Animal Farm The animals (characters) in this movie acted as though they were humans. At the beginning, everything seemed normal, although the animals spoke to one another. Before I knew it, everything got out of hand and the people shot at the animals. Then, the animals attacked the people.
The most depressing part of the whole movie was the fact that the pigs had all the power. The power to run the farm as they chose, the power to make the rules and the power to communicate with the humans until greed took over and everything got out of hand. In the beginning of the movie, the Pilkington's drove down the rode, their children were hitting the pigs with slingshots and it appeared to be a normal, okay thing to do. They didn't get in trouble in fact it was apparent that these boys needed some discipline.
This family apparently had money and because of their social status, felt it was alright to treat animals and people, that weren't of their caliber, as if they meant nothing to society. There was a great deal of class conflict between the family that lived on the farm, the Jones', and the Pilkingtons. The Jones' owed money to the Pilkingtons and they were taunted throughout the movie about it. On the other hand, the animals had personalities of their own and were holding meetings in the barn. They would discuss such things as how bad they were being treated by Mr. Jones. He was an alcoholic and drank all the time.

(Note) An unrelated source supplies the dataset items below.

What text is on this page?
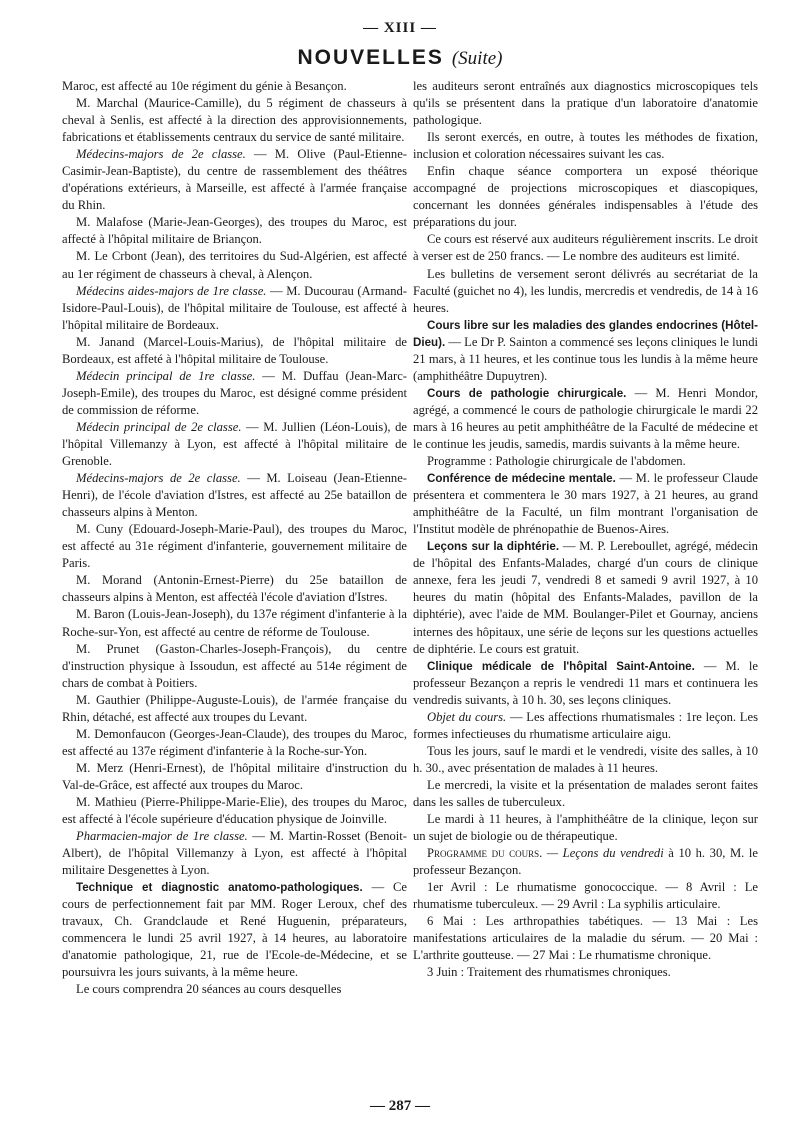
— XIII —
NOUVELLES (Suite)

Maroc, est affecté au 10e régiment du génie à Besançon.

M. Marchal (Maurice-Camille), du 5 régiment de chasseurs à cheval à Senlis, est affecté à la direction des approvisionnements, fabrications et établissements centraux du service de santé militaire.

Médecins-majors de 2e classe. — M. Olive (Paul-Etienne-Casimir-Jean-Baptiste), du centre de rassemblement des théâtres d'opérations extérieurs, à Marseille, est affecté à l'armée française du Rhin.

M. Malafose (Marie-Jean-Georges), des troupes du Maroc, est affecté à l'hôpital militaire de Briançon.

M. Le Crbont (Jean), des territoires du Sud-Algérien, est affecté au 1er régiment de chasseurs à cheval, à Alençon.

Médecins aides-majors de 1re classe. — M. Ducourau (Armand-Isidore-Paul-Louis), de l'hôpital militaire de Toulouse, est affecté à l'hôpital militaire de Bordeaux.

M. Janand (Marcel-Louis-Marius), de l'hôpital militaire de Bordeaux, est affeté à l'hôpital militaire de Toulouse.

Médecin principal de 1re classe. — M. Duffau (Jean-Marc-Joseph-Emile), des troupes du Maroc, est désigné comme président de commission de réforme.

Médecin principal de 2e classe. — M. Jullien (Léon-Louis), de l'hôpital Villemanzy à Lyon, est affecté à l'hôpital militaire de Grenoble.

Médecins-majors de 2e classe. — M. Loiseau (Jean-Etienne-Henri), de l'école d'aviation d'Istres, est affecté au 25e bataillon de chasseurs alpins à Menton.

M. Cuny (Edouard-Joseph-Marie-Paul), des troupes du Maroc, est affecté au 31e régiment d'infanterie, gouvernement militaire de Paris.

M. Morand (Antonin-Ernest-Pierre) du 25e bataillon de chasseurs alpins à Menton, est affectéà l'école d'aviation d'Istres.

M. Baron (Louis-Jean-Joseph), du 137e régiment d'infanterie à la Roche-sur-Yon, est affecté au centre de réforme de Toulouse.

M. Prunet (Gaston-Charles-Joseph-François), du centre d'instruction physique à Issoudun, est affecté au 514e régiment de chars de combat à Poitiers.

M. Gauthier (Philippe-Auguste-Louis), de l'armée française du Rhin, détaché, est affecté aux troupes du Levant.

M. Demonfaucon (Georges-Jean-Claude), des troupes du Maroc, est affecté au 137e régiment d'infanterie à la Roche-sur-Yon.

M. Merz (Henri-Ernest), de l'hôpital militaire d'instruction du Val-de-Grâce, est affecté aux troupes du Maroc.

M. Mathieu (Pierre-Philippe-Marie-Elie), des troupes du Maroc, est affecté à l'école supérieure d'éducation physique de Joinville.

Pharmacien-major de 1re classe. — M. Martin-Rosset (Benoit-Albert), de l'hôpital Villemanzy à Lyon, est affecté à l'hôpital militaire Desgenettes à Lyon.

Technique et diagnostic anatomo-pathologiques. — Ce cours de perfectionnement fait par MM. Roger Leroux, chef des travaux, Ch. Grandclaude et René Huguenin, préparateurs, commencera le lundi 25 avril 1927, à 14 heures, au laboratoire d'anatomie pathologique, 21, rue de l'Ecole-de-Médecine, et se poursuivra les jours suivants, à la même heure.

Le cours comprendra 20 séances au cours desquelles

les auditeurs seront entraînés aux diagnostics microscopiques tels qu'ils se présentent dans la pratique d'un laboratoire d'anatomie pathologique.

Ils seront exercés, en outre, à toutes les méthodes de fixation, inclusion et coloration nécessaires suivant les cas.

Enfin chaque séance comportera un exposé théorique accompagné de projections microscopiques et diascopiques, concernant les données générales indispensables à l'étude des préparations du jour.

Ce cours est réservé aux auditeurs régulièrement inscrits. Le droit à verser est de 250 francs. — Le nombre des auditeurs est limité.

Les bulletins de versement seront délivrés au secrétariat de la Faculté (guichet no 4), les lundis, mercredis et vendredis, de 14 à 16 heures.

Cours libre sur les maladies des glandes endocrines (Hôtel-Dieu). — Le Dr P. Sainton a commencé ses leçons cliniques le lundi 21 mars, à 11 heures, et les continue tous les lundis à la même heure (amphithéâtre Dupuytren).

Cours de pathologie chirurgicale. — M. Henri Mondor, agrégé, a commencé le cours de pathologie chirurgicale le mardi 22 mars à 16 heures au petit amphithéâtre de la Faculté de médecine et le continue les jeudis, samedis, mardis suivants à la même heure.

Programme : Pathologie chirurgicale de l'abdomen.

Conférence de médecine mentale. — M. le professeur Claude présentera et commentera le 30 mars 1927, à 21 heures, au grand amphithéâtre de la Faculté, un film montrant l'organisation de l'Institut modèle de phrénopathie de Buenos-Aires.

Leçons sur la diphtérie. — M. P. Lereboullet, agrégé, médecin de l'hôpital des Enfants-Malades, chargé d'un cours de clinique annexe, fera les jeudi 7, vendredi 8 et samedi 9 avril 1927, à 10 heures du matin (hôpital des Enfants-Malades, pavillon de la diphtérie), avec l'aide de MM. Boulanger-Pilet et Gournay, anciens internes des hôpitaux, une série de leçons sur les questions actuelles de diphtérie. Le cours est gratuit.

Clinique médicale de l'hôpital Saint-Antoine. — M. le professeur Bezançon a repris le vendredi 11 mars et continuera les vendredis suivants, à 10 h. 30, ses leçons cliniques.

Objet du cours. — Les affections rhumatismales : 1re leçon. Les formes infectieuses du rhumatisme articulaire aigu.

Tous les jours, sauf le mardi et le vendredi, visite des salles, à 10 h. 30., avec présentation de malades à 11 heures.

Le mercredi, la visite et la présentation de malades seront faites dans les salles de tuberculeux.

Le mardi à 11 heures, à l'amphithéâtre de la clinique, leçon sur un sujet de biologie ou de thérapeutique.

Programme du cours. — Leçons du vendredi à 10 h. 30, M. le professeur Bezançon.

1er Avril : Le rhumatisme gonococcique. — 8 Avril : Le rhumatisme tuberculeux. — 29 Avril : La syphilis articulaire.

6 Mai : Les arthropathies tabétiques. — 13 Mai : Les manifestations articulaires de la maladie du sérum. — 20 Mai : L'arthrite goutteuse. — 27 Mai : Le rhumatisme chronique.

3 Juin : Traitement des rhumatismes chroniques.

— 287 —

He treated the animals poorly and put his drinking and fun before taking care of them. Sometimes they wouldn't get fed for days. Meanwhile, Mr. Jones heard a lot of noise going on outside while the animals were having one of their meetings, so he took a shotgun out to the barn and shot into the barn killing the 'Old Major'; . Because 'Old Major'; was the lead pig and was shot and slaughtered, the other pigs decided it was time for a Revolution. Soon after the shooting happened, the pig slaughterer tried to feed 'Jessie'; the sheepdog, the raw bones of 'Old Major'; .
She knows it's his bones and she refuses them and decides to walk away even though she was starving. The pigs were the leaders of all the farm animals and had all the power to make the rules. As time went by, these pigs got more and more greedy and decided they would change the rules to their satisfaction. As all of these changes were going on with the farm animals, the Jone' were having a downward mobility problem going on in their lives.

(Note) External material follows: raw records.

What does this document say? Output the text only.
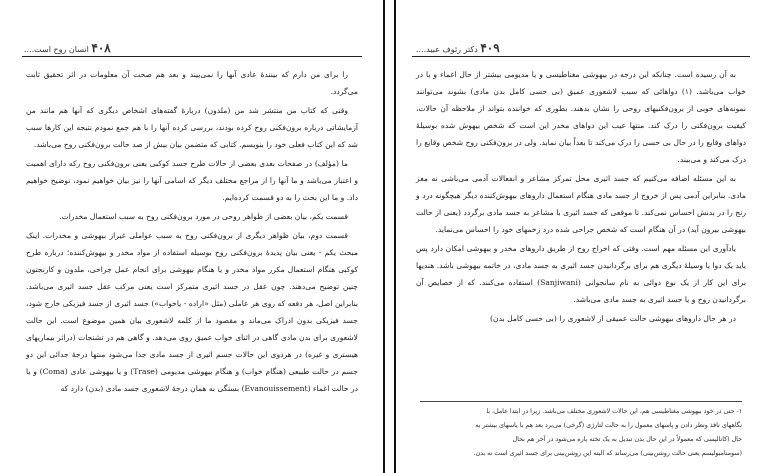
۴۰۸ انسان روح است....

را برای من دارم که بینندهٔ عادی آنها را نمی‌بیند و بعد هم صحت آن معلومات در اثر تحقیق ثابت می‌گردد.

وقتی که کتاب من منتشر شد من (ملدون) دربارهٔ گفته‌های اشخاص دیگری که آنها هم مانند من آزمایشاتی درباره برون‌فکنی روح کرده بودند، بررسی کرده آنها را با هم جمع نمودم نتیجه این کارها سبب شد که این کتاب فعلی خود را بنویسم. کتابی که متضمن بیان بیش از صد حالت برون‌فکنی روح می‌باشد.

ما (مؤلف) در صفحات بعدی بعضی از حالات طرح جسد کوکبی یعنی برون‌فکنی روح رکه دارای اهمیت و اعتبار می‌باشد و ما آنها را از مراجع مختلف دیگر که اسامی آنها را نیز بیان خواهیم نمود، توضیح خواهیم داد. و ما این بحث را به دو قسمت کرده‌ایم.

قسمت یکم، بیان بعضی از ظواهر روحی در مورد برون‌فکنی روح به سبب استعمال مخدرات.

قسمت دوم، بیان ظواهر دیگری از برون‌فکنی روح به سبب عواملی غیراز بیهوشی و مخدرات. اینک مبحث یکم - یعنی بیان پدیدهٔ برون‌فکنی روح بوسیله استفاده از مواد مخدر و بیهوش‌کننده؛ درباره طرح کوکبی هنگام استعمال مکرر مواد مخدر و یا هنگام بیهوشی برای انجام عمل جراحی، ملدون و کارنجتون چنین توضیح می‌دهند. چون عقل در جسد اثیری متمرکز است یعنی مرکب عقل جسد اثیری می‌باشد. بنابراین اصل، هر دفعه که روی هر عاملی (مثل «اراده - یاخواب») جسد اثیری از جسد فیزیکی خارج شود، جسد فیزیکی بدون ادراک می‌ماند و مقصود ما از کلمه لاشعوری بیان همین موضوع است. این حالت لاشعوری برای بدن مادی گاهی در اثنای خواب عمیق روی می‌دهد. و گاهی هم در تشنجات (دراثر بیماریهای هیستری و غیره) در هردوی این حالات جسم اثیری از جسد مادی جدا می‌شود منتها درجهٔ جدائی این دو جسم در حالت طبیعی (هنگام خواب) و هنگام بیهوشی مدیومی (Trase) و یا بیهوشی عادی (Coma) و یا در حالت اغماء (Evanouissement) بستگی به همان درجهٔ لاشعوری جسد مادی (بدن) دارد که

۴۰۹ دکتر رئوف عبید....

به آن رسیده است. چنانکه این درجه در بیهوشی مغناطیسی و یا مدیومی بیشتر از حال اغماء و یا در خواب می‌باشد. (۱) دواهائی که سبب لاشعوری عمیق (بی حسی کامل بدن مادی) بشوند می‌توانند نمونه‌های خوبی از برون‌فکنیهای روحی را نشان بدهند. بطوری که خواننده بتواند از ملاحظه آن حالات، کیفیت برون‌فکنی را درک کند. منتها عیب این دواهای مخدر این است که شخص بیهوش شده بوسیلهٔ دواهای وقایع را در حال بی حسی را درک می‌کند تا بعداً بیان نماید. ولی در برون‌فکنی روح شخص وقایع را درک می‌کند و می‌بیند.

به این مسئله اضافه می‌کنیم که جسد اثیری محل تمرکز مشاعر و انفعالات آدمی می‌باشی نه مغز مادی. بنابراین آدمی پس از خروج از جسد مادی هنگام استعمال داروهای بیهوش‌کننده دیگر هیچگونه درد و رنج را در بدنش احساس نمی‌کند. تا موقعی که جسد اثیری با مشاعر به جسد مادی برگردد (یعنی از حالت بیهوشی بیرون آید) در آن هنگام است که شخص جراحی شده درد زخمهای خود را احساس می‌نماید.

یادآوری این مسئله مهم است. وقتی که اخراج روح از طریق داروهای مخدر و بیهوشی امکان دارد پس باید یک دوا یا وسیلهٔ دیگری هم برای برگردانیدن جسد اثیری به جسد مادی، در خاتمه بیهوشی باشد. هندیها برای این کار از یک نوع دوائی به نام سانجوانی (Sanjiwani) استفاده می‌کنند. که از خصایص آن برگردانیدن روح و یا جسد اثیری به جسد مادی می‌باشد.

در هر حال داروهای بیهوشی حالت عمیقی از لاشعوری را (بی حسی کامل بدن)

۱- حتی در خود بیهوشی مغناطیسی هم، این حالات لاشعوری مختلف می‌باشد. زیرا در ابتدا عامل، با

نگاههای نافذ ونظر دادن و پاسهای معمول را به حالت لتارژی (گرخی) می‌برد بعد هم با پاسهای بیشتر به

حال (کاتالپسی که معمولاً در این حال بدن تبدیل به یک تخته پاره می‌شود در آخر هم بحال

(سومنامبولیسم یعنی حالت روشن‌بینی) می‌رساند که البته این روشن‌بینی برای جسد اثیری است نه بدن.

They owed Mr. Pilkington money and he had decided to take the farm away from them in exchange for the money they owed him. As the Pilkingtons and other townspeople partied and drank, the animals were trying to figure out how they could run the farm without humans. They decided they no longer needed the humans around and wanted to be free from them. Things happened quickly after this decision was made. The animals work and the pigs supervise.
Some dissatisfaction arises: the animals are outraged to learn that the pigs are keeping all the milk and apples for themselves. Meanwhile, Jones and his men have set up a radio receiver to eavesdrop on the animals. They decide to attack the farm and take it back. The humans are defeated. A few months later, Snowball (one of the pig leaders) has decided that the animals need to build a windmill.
Napolean (one of the other pig leaders) opposes the idea and uses the disagreement as an opportunity to take charge. Meanwhile, the humans learn that the animals can talk. Pilkington works his way into the pig's trust and feeds whiskey to them. At this point, the pigs are living in the house and sleeping in the beds, which was breaking the commandments of animalism. The Jones' take revenge by dynamiting the nearly completed windmill. Napoleon announces that responsibility lies with the traitor Snowball and that all animals must continue to sacrifice to rebuild it.
Meanwhile, the animals are not getting enough to eat and once again, Napoleon places the blame on Snowball and now the hens must give up their eggs to sell. They refuse. Then, a film is shown to the animals documenting the executions of animals found guilt of treason. Now it's time for an escape attempt. The animals are fed up with the pigs behavior. Jessie (the sheepdog) leads the escape.
She feels guilty that she was unable to help Boxer (the loyal carthorse) from being taken away by a horse slaughterer that the pigs had previously arranged. Boxer was a victim of absolute power. He represented the humble, but because he was expendable, he was tirelessly exposed to the labor of the pig's rules. Few of the animals are able to escape because of the heavy rains.
After some time has passed, they make their way back to Animal Farm and it has decayed from all the rain and pollution. Then as the film progresses forward, we see a new family arrive at the farm in hopes of finding happiness forever. The movie was about absolute power that corrupts absolutely.